I Give Birth To Myself, 2018. Ceramics and string. 2.5" x 2.75" x 3.25"
OPP: Talk to us about your tiny ceramic sculptures. What do these sculptures do that the 2D works don’t?
LE: I think of the tiny sculptures as 3D paintings. I do them when the 2D work seems momentarily impossible. I often repeat imagery that already exists in a painting or drawing. The sculptures hold space differently. With them it is less about looking at something as a spectator, and more about living in its world. In this way I think they open up another doorway into my work. Their small size may make them more easily approachable, perhaps more accessible. I know for me, as the maker, the combination of material and size allows me to take them less seriously, which I view as a positive thing.
Me, Myself, Pretending Not To See, 2019. water, raw pigment, dye, ink and watercolor on canvas. 48" x 36"
OPP: It’s been almost two months since the World Health Organization declared Covid-19 a pandemic. How are you coping? How is your studio practice being affected?

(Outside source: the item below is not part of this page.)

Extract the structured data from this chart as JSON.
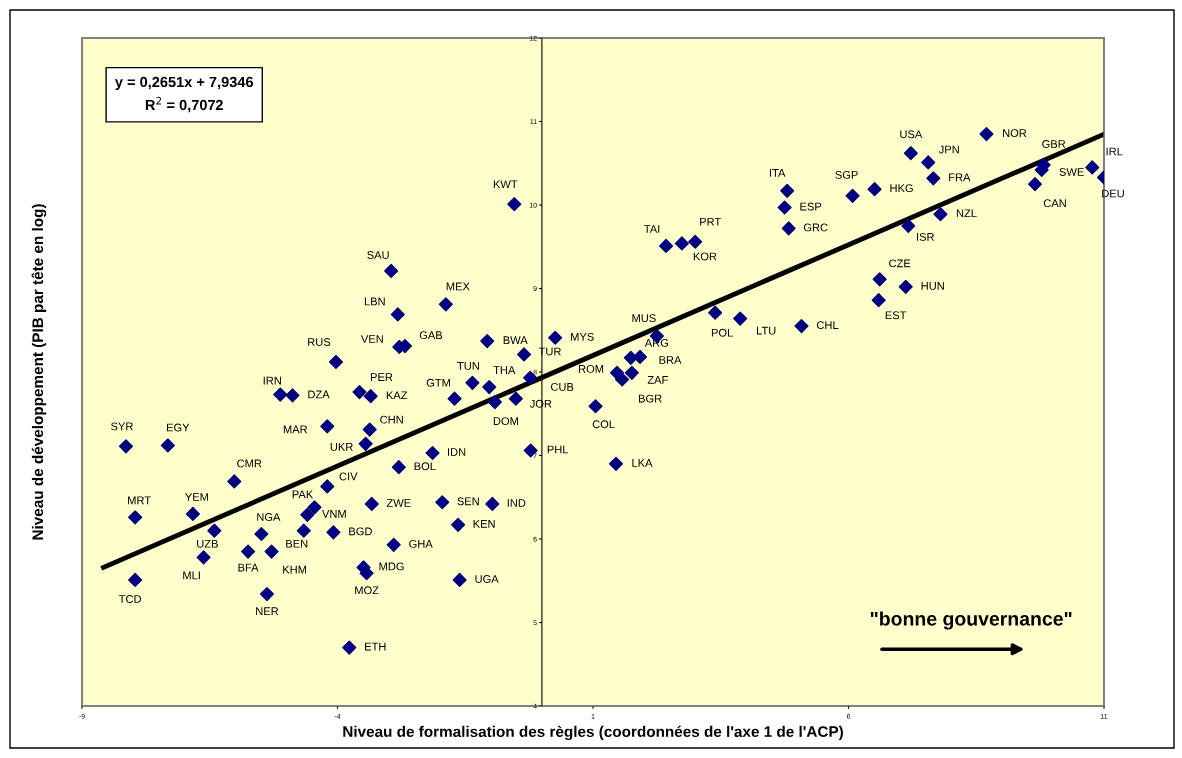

LE: I’m in NYC. A few days before the order to shelter in place came out I began carrying art supplies with me when I went home. I chose colored pencils, watercolor crayons, some ink and drawing paper—things that were mobile and light. Drawing isn't usually a regular part of my practice, but I began drawing. There was so much panic, so much unknown everywhere, that I was actually able to access a sense of freedom when I began to work. I didn't ask myself what it meant or how these drawings fit into the rest of my work; instead I focused on the pleasure of the material. Of course I've inevitably ended up working with my usual themes, though I've mostly returned to an internal emotional landscape. I live in Manhattan, and my studio is in Brooklyn so I can ride my bike to my studio. I'm incredibly grateful for this. For days that have been poor weather or that I have felt particularly affected by the world's situation, I have carved out a small area at home to work in. I've been calling the drawings Isolation Drawings. Of course I didn't think I'd be drawing for this long. As the months go on, and I continue to work with this medium I've begun to understand that this experience will have a permanent effect on my practice.